WASHINGTON: The United States is prepared to deploy advisers and attack helicopters if requested by Iraq to help it “finish the job” of retaking the city of Ramadi from Islamic State, US Defence Secretary Ash Carter said on Wednesday.

Carter’s remarks were the latest sign of US preparations to intensify its military campaign against the group, which controls wide swathes of Iraq and Syria and has orchestrated and inspired attacks abroad.

The militants Islamic State group (IS) captured Ramadi, a provincial capital just a short drive west of Baghdad, in May in its biggest conquest since last year, and retaking it would be a major victory for Iraq’s Prime Minister Haider al-Abadi.

Carter, speaking at a Senate Armed Services Committee hearing, said it has taken a “frustratingly long time” for Iraqi security forces to claw back territory.

But he pointed to significant gains, including recapturing the Anbar Operations Center on the northern bank of the Euphrates River in the past 24 hours.

“The United States is prepared to assist the Iraqi Army with additional unique capabilities to help them finish the job, including attack helicopters and accompanying advisers, if circumstances dictate and if requested by Prime Minister Abadi,” Carter said.

A US defence official said the US advisors would be prepared to help the Iraqi security forces by providing advice on how to move through the center of Ramadi over the next several weeks.

For President Barack Obama, who has spent much of his time in office pulling US troops out of wars he inherited and who is deeply averse to being dragged into another Middle East ground war, deployment of advisors and use of attack helicopters are both examples of an increased willingness to expose US troops to risk.

Obama is under mounting pressure to escalate America’s military role in Iraq and Syria, particularly after the Nov 13 assaults in Paris that killed 130 people, claimed by Islamic State, and last week’s paramilitary-style attack in California by a couple believed by authorities to have been inspired by Islamist militancy.
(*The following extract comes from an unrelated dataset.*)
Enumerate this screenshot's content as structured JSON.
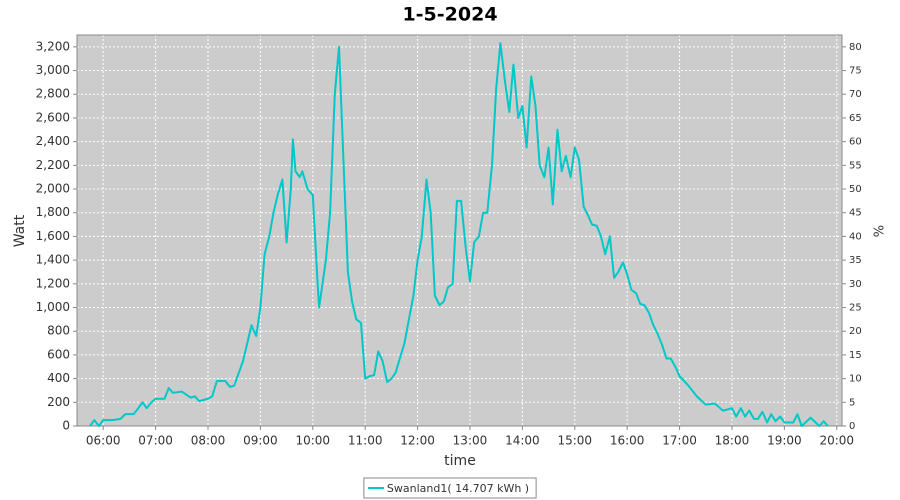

“These attacks make it clear that ISIL’s threat against our homeland is real, direct, and growing, that we are not winning this war and that time is not on our side,” said Senator John McCain, the Republican chairman of the Senate committee.

The United States last week announced plans to deploy elite American military teams to Iraq to conduct raids against Islamic State there and in neighboring Syria. That followed an October announcement that it would send dozens of special operations forces to Syria to coordinate with local rebels.

Carter told the Senate hearing that he was in touch with coalition partners to ask them to contribute special operations forces. The United States also sought other capabilities, like strike and spy aircraft, weapons and munitions.

But he expressed frustration with Arab allies, who he believed could make additional contributions in the effort against (IS).

“I too wish that particularly the Sunni Arab nations of the Gulf would do more,” Carter said.